Something to always keep in mind, of course, is the origin of the coffee you’re drinking and the farming practices used in growing the beans. Look for labels indicating the coffee growers were given a fair price for their beans (this is not always the case) and that the beans were grown without the use of pesticides and herbicides.

Without further ado, here are some of the health benefits of coffee:

Last year, researchers primarily at the National Cancer Institute studied health information from more than 400,000 volunteers, ages 50-71, who were free of major diseases when the study began in 1995. By 2008, more than 50,000 of the participants had died. But here’s the crazy part: Men who reported drinking two or three cups of coffee a day were a full 10 percent less likely to have died than those who didn’t drink coffee, while women drinking the same amount were 13 percent less likely to have died during the study.

Coffee Drinkers Are Less Likely to Develop Diabetes

More than 15 published studies have linked coffee drinking to the prevention of type 2 diabetes, and in the scientific world, that makes the data pretty solid. In 2005, Frank Hu, MD, MPH, PhD, a nutrition and epidemiology professor at the Harvard School of Public Health, and his team reviewed nine of these studies, finding that people who drink six or seven cups of coffee daily were 35 percent less likely to have type 2 diabetes than those who drank fewer than two cups a day.


Coffee May Fight Cancer

Coffee drinkers may be less susceptible to certain kinds of cancer as well. While there isn’t a cause-and-effect association, coffee consumption has been linked to lower occurrences of prostate cancer, oral cancer and breast cancer recurrence, and liver cirrhosis and cancer as well. While scientists aren’t certain how the likelihood of these cancers are lessened by drinking coffee, the connection is interesting indeed. And with cancer afflicting millions more humans every year, we’ll use every advantage we can get.

Coffee May Fight Parkinson’s Disease
Not only does coffee help lessen the symptoms of Parkinson’s disease, but it also may lessen a person’s likelihood of developing it in the first place.

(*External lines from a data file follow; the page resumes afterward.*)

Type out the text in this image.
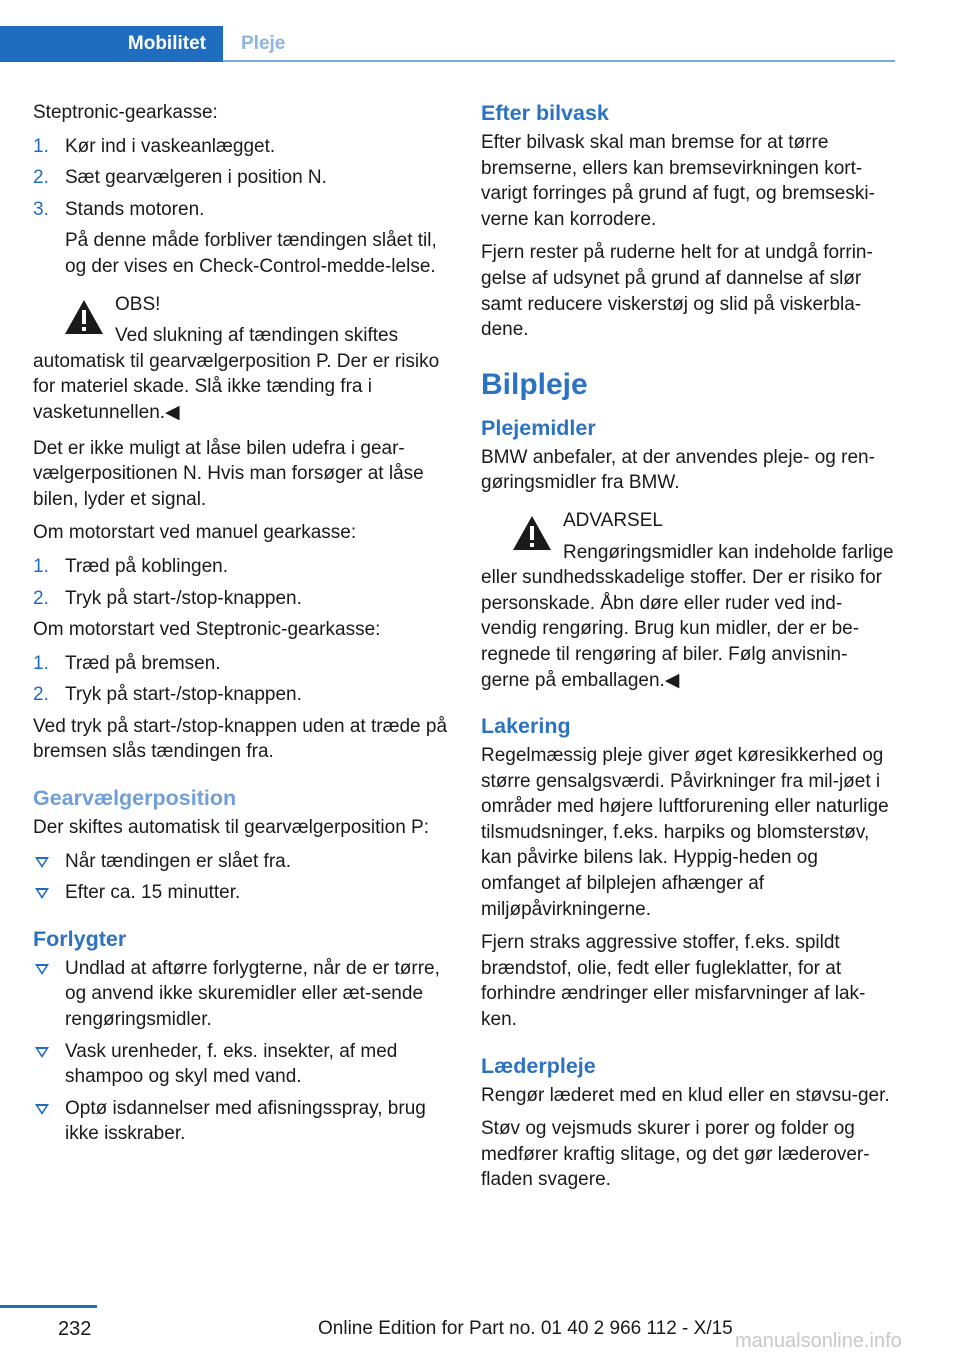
Mobilitet Pleje

Steptronic-gearkasse:

1. Kør ind i vaskeanlægget.
2. Sæt gearvælgeren i position N.
3. Stands motoren.
På denne måde forbliver tændingen slået til, og der vises en Check-Control-medde‐lelse.
OBS!
Ved slukning af tændingen skiftes automatisk til gearvælgerposition P. Der er risiko for materiel skade. Slå ikke tænding fra i vasketunnellen.◀

Det er ikke muligt at låse bilen udefra i gear‐vælgerpositionen N. Hvis man forsøger at låse bilen, lyder et signal.

Om motorstart ved manuel gearkasse:

1. Træd på koblingen.
2. Tryk på start-/stop-knappen.

Om motorstart ved Steptronic-gearkasse:

1. Træd på bremsen.
2. Tryk på start-/stop-knappen.

Ved tryk på start-/stop-knappen uden at træde på bremsen slås tændingen fra.

Gearvælgerposition

Der skiftes automatisk til gearvælgerposition P:

Når tændingen er slået fra.
Efter ca. 15 minutter.
Forlygter
Undlad at aftørre forlygterne, når de er tørre, og anvend ikke skuremidler eller æt‐sende rengøringsmidler.
Vask urenheder, f. eks. insekter, af med shampoo og skyl med vand.
Optø isdannelser med afisningsspray, brug ikke isskraber.
Efter bilvask

Efter bilvask skal man bremse for at tørre bremserne, ellers kan bremsevirkningen kort‐varigt forringes på grund af fugt, og bremseski‐verne kan korrodere.

Fjern rester på ruderne helt for at undgå forrin‐gelse af udsynet på grund af dannelse af slør samt reducere viskerstøj og slid på viskerbla‐dene.

Bilpleje
Plejemidler

BMW anbefaler, at der anvendes pleje- og ren‐gøringsmidler fra BMW.

ADVARSEL
Rengøringsmidler kan indeholde farlige eller sundhedsskadelige stoffer. Der er risiko for personskade. Åbn døre eller ruder ved ind‐vendig rengøring. Brug kun midler, der er be‐regnede til rengøring af biler. Følg anvisnin‐gerne på emballagen.◀
Lakering

Regelmæssig pleje giver øget køresikkerhed og større gensalgsværdi. Påvirkninger fra mil‐jøet i områder med højere luftforurening eller naturlige tilsmudsninger, f.eks. harpiks og blomsterstøv, kan påvirke bilens lak. Hyppig‐heden og omfanget af bilplejen afhænger af miljøpåvirkningerne.

Fjern straks aggressive stoffer, f.eks. spildt brændstof, olie, fedt eller fugleklatter, for at forhindre ændringer eller misfarvninger af lak‐ken.

Læderpleje

Rengør læderet med en klud eller en støvsu‐ger.

Støv og vejsmuds skurer i porer og folder og medfører kraftig slitage, og det gør læderover‐fladen svagere.

232	Online Edition for Part no. 01 40 2 966 112 - X/15
manualsonline.info
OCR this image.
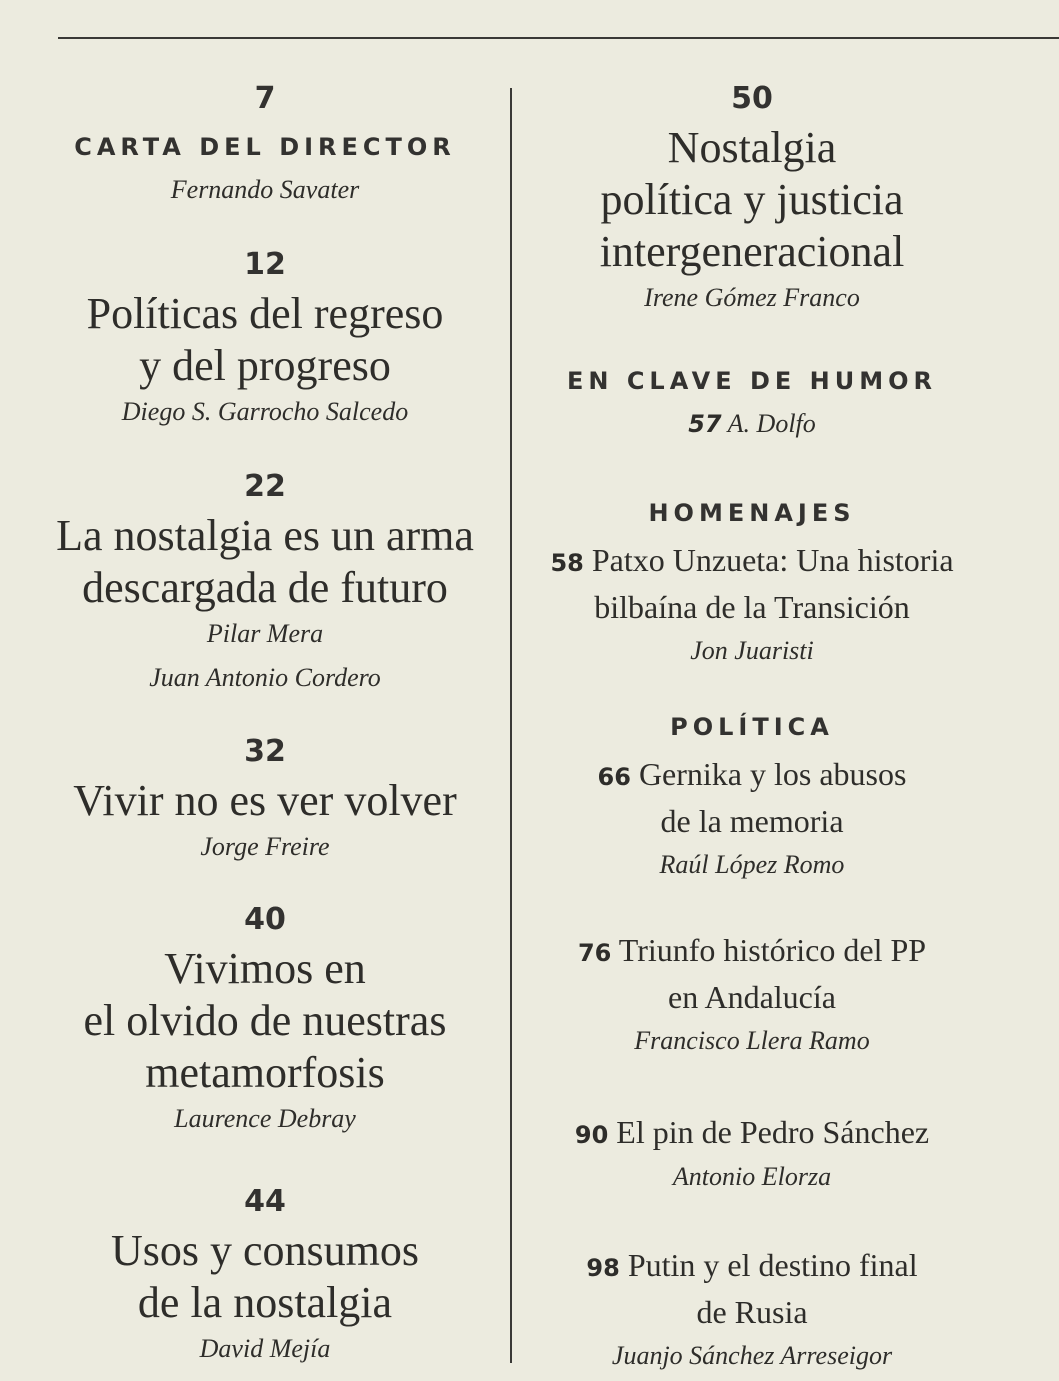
7
CARTA DEL DIRECTOR
Fernando Savater
12
Políticas del regreso
y del progreso
Diego S. Garrocho Salcedo
22
La nostalgia es un arma
descargada de futuro
Pilar Mera
Juan Antonio Cordero
32
Vivir no es ver volver
Jorge Freire
40
Vivimos en
el olvido de nuestras
metamorfosis
Laurence Debray
44
Usos y consumos
de la nostalgia
David Mejía
50
Nostalgia
política y justicia
intergeneracional
Irene Gómez Franco
EN CLAVE DE HUMOR
57 A. Dolfo
HOMENAJES
58 Patxo Unzueta: Una historia
bilbaína de la Transición
Jon Juaristi
POLÍTICA
66 Gernika y los abusos
de la memoria
Raúl López Romo
76 Triunfo histórico del PP
en Andalucía
Francisco Llera Ramo
90 El pin de Pedro Sánchez
Antonio Elorza
98 Putin y el destino final
de Rusia
Juanjo Sánchez Arreseigor
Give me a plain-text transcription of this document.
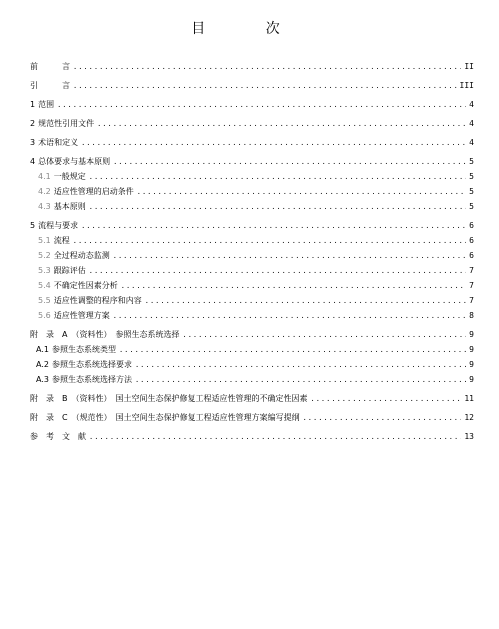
目 次
前　　　言 .....	II
引　　　言 .....	III
1 范围 .....	4
2 规范性引用文件 .....	4
3 术语和定义 .....	4
4 总体要求与基本原则 .....	5
4.1 一般规定 .....	5
4.2 适应性管理的启动条件 .....	5
4.3 基本原则 .....	5
5 流程与要求 .....	6
5.1 流程 .....	6
5.2 全过程动态监测 .....	6
5.3 跟踪评估 .....	7
5.4 不确定性因素分析 .....	7
5.5 适应性调整的程序和内容 .....	7
5.6 适应性管理方案 .....	8
附　录　A　（资料性）　参照生态系统选择 .....	9
A.1 参照生态系统类型 .....	9
A.2 参照生态系统选择要求 .....	9
A.3 参照生态系统选择方法 .....	9
附　录　B　（资料性）　国土空间生态保护修复工程适应性管理的不确定性因素 .....	11
附　录　C　（规范性）　国土空间生态保护修复工程适应性管理方案编写提纲 .....	12
参　考　文　献 .....	13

It appears that caffeine is to thank for that. As early as 1968, studies were showing an inverse association between risk factors associated with Parkinson’s disease and coffee consumption. A 2010 review of all the available data showed that regularly drinking coffee, around two to three cups a day, cut the risk by as much as a quarter.

Coffee May Fight Dementia and Alzheimer’s

We know coffee sharpens our minds in the short-term, but what if it had a similar effect in the long-term as well? Apparently, it does. It may even prevent coffee drinkers from developing dementia, which affects 36 million people worldwide. In a 2012 experiment at the  University of Illinois at Urbana-Champaign, researchers studied mice who had lost the ability to form new memories after being temporarily starved of oxygen. Scientists gave half the mice a dose of caffeine that was the equivalent of several cups of coffee. These mice, the caffeinated ones, regained their ability to form new memories 33 percent faster than the uncaffeinated ones.

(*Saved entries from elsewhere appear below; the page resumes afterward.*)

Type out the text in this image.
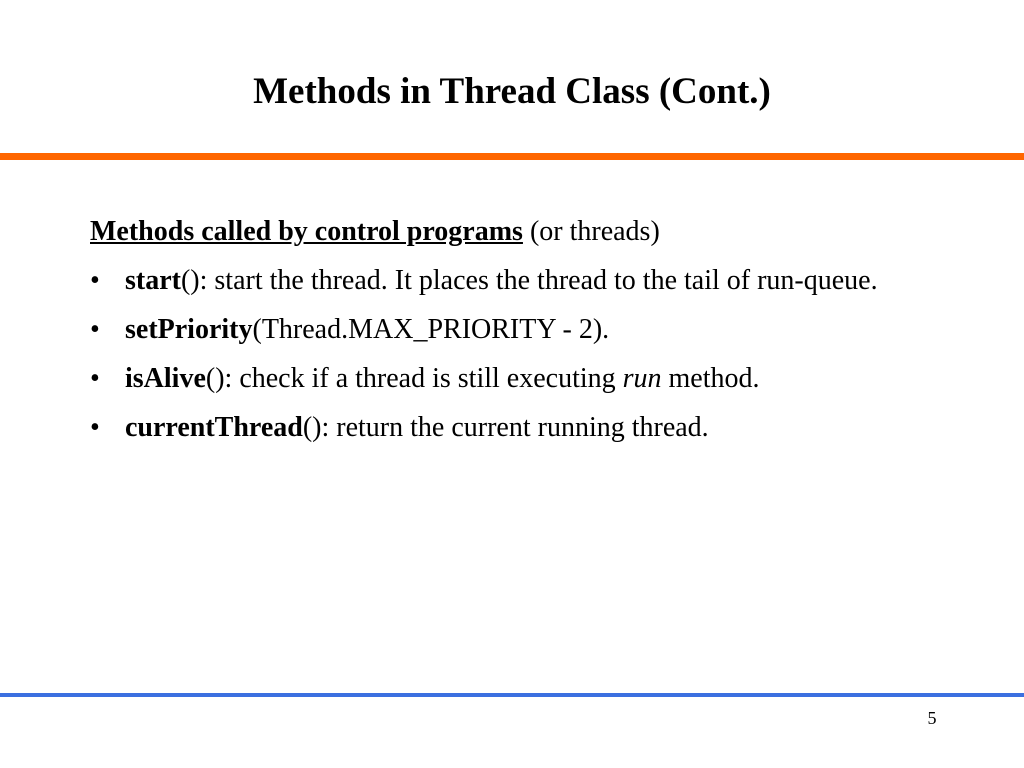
Methods in Thread Class (Cont.)
Methods called by control programs (or threads)
• start(): start the thread. It places the thread to the tail of run-queue.
• setPriority(Thread.MAX_PRIORITY - 2).
• isAlive(): check if a thread is still executing run method.
• currentThread(): return the current running thread.
5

Coffee May Counter Heart Disease and Stroke

Coffee has been linked to a lower risk of heart rhythm disturbances—which have been shown to cause heart attacks and strokes—as well as strokes in women. In a Kaiser Permanente study, health plan members who reported drinking one to three cups of coffee per day were 20 percent less likely to be hospitalized for abnormal heart rhythms, or arrhythmias, than nondrinkers—regardless of other risk factors. A 2009 study of 83,700 nurses enrolled in the long-term Nurses’ Health Study showed a 20 percent lower risk of stroke in those who reported drinking two or more cups of coffee daily compared to women who drank less coffee or none at all.

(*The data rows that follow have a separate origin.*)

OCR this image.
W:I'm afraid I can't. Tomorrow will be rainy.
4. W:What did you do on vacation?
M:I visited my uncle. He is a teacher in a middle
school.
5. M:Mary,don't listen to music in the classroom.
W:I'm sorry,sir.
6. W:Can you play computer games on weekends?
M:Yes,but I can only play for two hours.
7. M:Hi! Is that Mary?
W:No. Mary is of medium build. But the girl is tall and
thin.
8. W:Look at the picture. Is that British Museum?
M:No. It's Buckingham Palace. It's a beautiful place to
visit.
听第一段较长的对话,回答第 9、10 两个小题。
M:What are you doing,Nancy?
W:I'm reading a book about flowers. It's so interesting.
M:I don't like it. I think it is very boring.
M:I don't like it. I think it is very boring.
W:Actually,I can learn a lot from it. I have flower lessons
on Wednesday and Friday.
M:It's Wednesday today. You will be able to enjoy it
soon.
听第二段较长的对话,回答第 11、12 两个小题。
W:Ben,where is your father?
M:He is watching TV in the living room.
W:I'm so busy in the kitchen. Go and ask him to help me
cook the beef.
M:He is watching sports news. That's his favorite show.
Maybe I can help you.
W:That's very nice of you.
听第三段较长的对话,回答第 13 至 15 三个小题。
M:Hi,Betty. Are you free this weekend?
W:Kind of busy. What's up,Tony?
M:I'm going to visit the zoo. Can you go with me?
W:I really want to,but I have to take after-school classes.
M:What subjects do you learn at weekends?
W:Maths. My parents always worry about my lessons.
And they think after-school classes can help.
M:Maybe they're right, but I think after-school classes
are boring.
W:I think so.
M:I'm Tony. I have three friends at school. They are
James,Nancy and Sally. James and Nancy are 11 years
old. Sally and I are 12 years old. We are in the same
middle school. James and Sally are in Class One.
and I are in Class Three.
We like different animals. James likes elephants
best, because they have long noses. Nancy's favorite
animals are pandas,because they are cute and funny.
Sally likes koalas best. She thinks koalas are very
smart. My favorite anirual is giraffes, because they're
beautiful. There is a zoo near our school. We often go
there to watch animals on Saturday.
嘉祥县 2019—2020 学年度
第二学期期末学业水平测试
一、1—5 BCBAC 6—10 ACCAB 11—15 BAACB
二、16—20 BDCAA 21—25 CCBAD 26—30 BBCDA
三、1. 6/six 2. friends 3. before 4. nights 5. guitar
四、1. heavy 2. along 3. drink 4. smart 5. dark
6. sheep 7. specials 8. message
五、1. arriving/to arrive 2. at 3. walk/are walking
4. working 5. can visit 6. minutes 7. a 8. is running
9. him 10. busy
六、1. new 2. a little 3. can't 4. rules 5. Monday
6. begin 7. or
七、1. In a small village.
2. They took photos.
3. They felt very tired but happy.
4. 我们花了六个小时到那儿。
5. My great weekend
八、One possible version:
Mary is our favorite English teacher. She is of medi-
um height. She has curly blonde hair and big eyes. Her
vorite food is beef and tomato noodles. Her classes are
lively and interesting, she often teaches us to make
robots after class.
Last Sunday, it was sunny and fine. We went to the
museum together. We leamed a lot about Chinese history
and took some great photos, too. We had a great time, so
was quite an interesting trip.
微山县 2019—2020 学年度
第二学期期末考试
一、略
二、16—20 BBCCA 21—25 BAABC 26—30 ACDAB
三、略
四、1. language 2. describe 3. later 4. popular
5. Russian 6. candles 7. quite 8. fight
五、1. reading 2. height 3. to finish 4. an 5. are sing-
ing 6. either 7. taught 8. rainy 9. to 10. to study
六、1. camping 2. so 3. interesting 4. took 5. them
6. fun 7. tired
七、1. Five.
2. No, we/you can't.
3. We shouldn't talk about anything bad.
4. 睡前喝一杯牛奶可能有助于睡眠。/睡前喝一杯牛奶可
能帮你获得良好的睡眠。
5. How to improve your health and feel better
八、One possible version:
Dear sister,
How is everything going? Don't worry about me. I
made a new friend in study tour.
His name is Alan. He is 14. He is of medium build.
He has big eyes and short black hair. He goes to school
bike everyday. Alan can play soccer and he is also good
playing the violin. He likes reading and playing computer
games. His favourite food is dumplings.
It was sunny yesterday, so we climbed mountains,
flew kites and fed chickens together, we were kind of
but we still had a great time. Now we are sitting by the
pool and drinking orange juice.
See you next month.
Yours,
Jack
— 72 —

Coffee Is Rich in Antioxidants

Researchers know that drinking coffee (especially freshly brewed coffee) leads to an increase in antioxidants in the body. When present in the bloodstream, antioxidants tend to build up the immune system and fight off sickness. However, it remains to be determined whether antioxidants from coffee enter the bloodstream when it is consumed and have this healing effect.